Mexico is the world’s top producer of organic coffee, accounting for more than 60 percent of global production.

“I broke through the double standard with my restaurants, so I know I can do the same with Valentina’s  Café. I’m lucky that I don’t live off my coffee shop, and if I’m being honest, I don’t really care how expensive Mexican coffee gets,” Orozco says. “As long as it’s the best quality and represents my country well, I’ll keep buying it. I just don’t like mediocrity.” Whenever Orozco encounters a jaded coffee drinker who comes in with preconceived notions about Mexican coffee, he hits them with a statistic that usually surprises them: Mexico is the world’s top producer of organic coffee, accounting for more than 60 percent of global production.

The beans Orozco serves are shipped green via Cooperativa Mixteca de Nayarit and roasted by Fulcrum Coffee Roasters in Seattle. “I even had to convince the roaster to give green Mexican coffee a shot!” This echoes his advice to anyone who has doubts about Mexican coffee: “Antes de criticar, prueba!” (“Give it a shot before you critique it.”)

Despite Orozco’s uphill battle, he shares that a favorite item on the menu is his Tulum-inspired latte made with coconut milk and coconut cream. He dreams of one day being able to offer a nice coffeehouse version of a pajarete, which may just be the pinnacle of Mexican coffee culture under the gaze of American third-wave coffee privilege.

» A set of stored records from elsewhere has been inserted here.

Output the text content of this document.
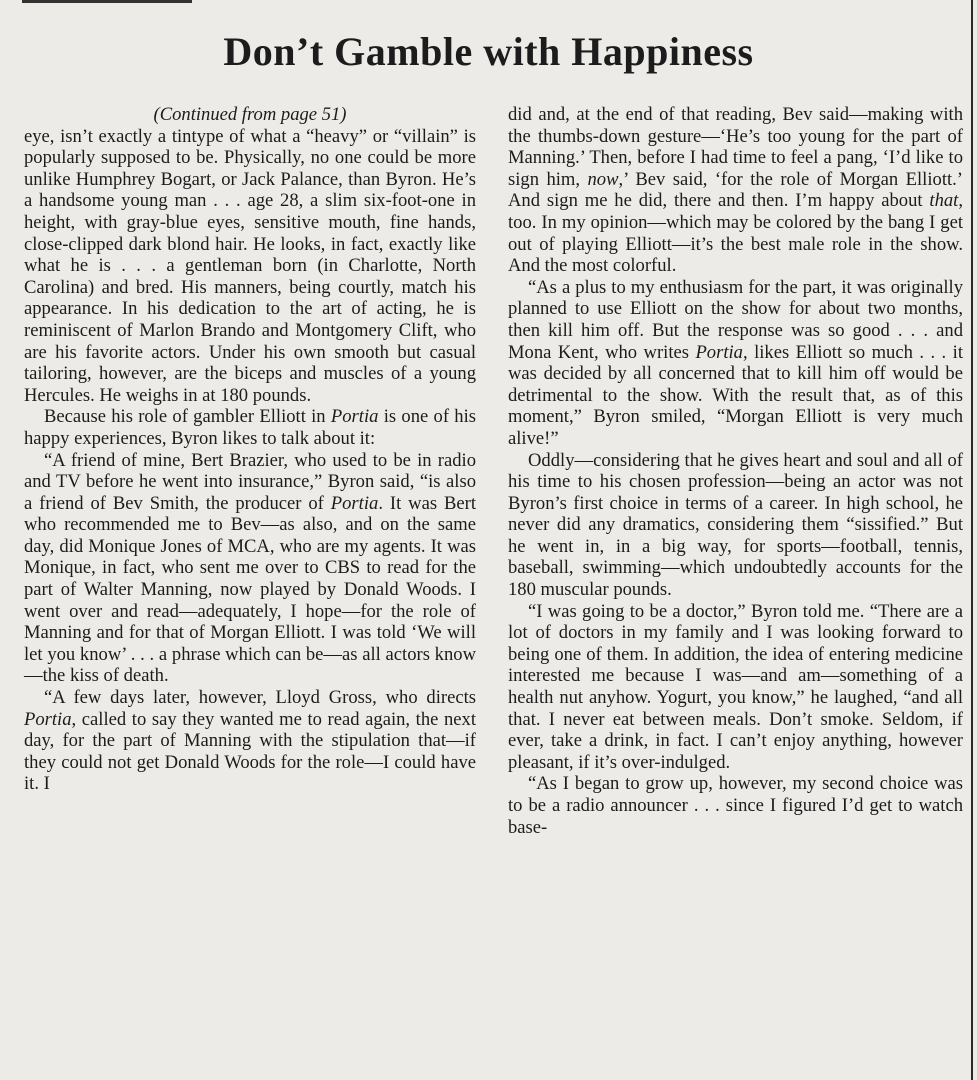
Don’t Gamble with Happiness

(Continued from page 51)

eye, isn’t exactly a tintype of what a “heavy” or “villain” is popularly supposed to be. Physically, no one could be more unlike Humphrey Bogart, or Jack Palance, than Byron. He’s a handsome young man . . . age 28, a slim six-foot-one in height, with gray-blue eyes, sensitive mouth, fine hands, close-clipped dark blond hair. He looks, in fact, exactly like what he is . . . a gentleman born (in Charlotte, North Carolina) and bred. His manners, being courtly, match his appearance. In his dedication to the art of acting, he is reminiscent of Marlon Brando and Montgomery Clift, who are his favorite actors. Under his own smooth but casual tailoring, however, are the biceps and muscles of a young Hercules. He weighs in at 180 pounds.

Because his role of gambler Elliott in Portia is one of his happy experiences, Byron likes to talk about it:

“A friend of mine, Bert Brazier, who used to be in radio and TV before he went into insurance,” Byron said, “is also a friend of Bev Smith, the producer of Portia. It was Bert who recommended me to Bev—as also, and on the same day, did Monique Jones of MCA, who are my agents. It was Monique, in fact, who sent me over to CBS to read for the part of Walter Manning, now played by Donald Woods. I went over and read—adequately, I hope—for the role of Manning and for that of Morgan Elliott. I was told ‘We will let you know’ . . . a phrase which can be—as all actors know—the kiss of death.

“A few days later, however, Lloyd Gross, who directs Portia, called to say they wanted me to read again, the next day, for the part of Manning with the stipulation that—if they could not get Donald Woods for the role—I could have it. I

did and, at the end of that reading, Bev said—making with the thumbs-down gesture—‘He’s too young for the part of Manning.’ Then, before I had time to feel a pang, ‘I’d like to sign him, now,’ Bev said, ‘for the role of Morgan Elliott.’ And sign me he did, there and then. I’m happy about that, too. In my opinion—which may be colored by the bang I get out of playing Elliott—it’s the best male role in the show. And the most colorful.

“As a plus to my enthusiasm for the part, it was originally planned to use Elliott on the show for about two months, then kill him off. But the response was so good . . . and Mona Kent, who writes Portia, likes Elliott so much . . . it was decided by all concerned that to kill him off would be detrimental to the show. With the result that, as of this moment,” Byron smiled, “Morgan Elliott is very much alive!”

Oddly—considering that he gives heart and soul and all of his time to his chosen profession—being an actor was not Byron’s first choice in terms of a career. In high school, he never did any dramatics, considering them “sissified.” But he went in, in a big way, for sports—football, tennis, baseball, swimming—which undoubtedly accounts for the 180 muscular pounds.

“I was going to be a doctor,” Byron told me. “There are a lot of doctors in my family and I was looking forward to being one of them. In addition, the idea of entering medicine interested me because I was—and am—something of a health nut anyhow. Yogurt, you know,” he laughed, “and all that. I never eat between meals. Don’t smoke. Seldom, if ever, take a drink, in fact. I can’t enjoy anything, however pleasant, if it’s over-indulged.

“As I began to grow up, however, my second choice was to be a radio announcer . . . since I figured I’d get to watch base-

Pajarete tugs at the heartstrings of many of the 4.5 million Mexican immigrants or immigrant-descended Mexican Americans that come from rural communities in Mexico, and it has the potential to intrigue a coffee purist who would revel at the opportunity to drink coffee with raw milk. It’s a traditional, frothy, morning beverage usually reserved for people who work with livestock in Mexico, made using milk so fresh that it’s still warm from the cow’s udder, some crushed Mexican table chocolate or instant coffee, and a shot of tequila or Mexican sugar cane spirit, which is believed to kill any bacteria from the raw milk.

“The local health department looked at me like I was crazy when I first told them about it, but I’m researching ways of being able to offer it at Valentina’s,” Orozco says. “It’s just a matter of time until Mexican coffee has its proper moment. Give it five to seven years, it’ll get there.”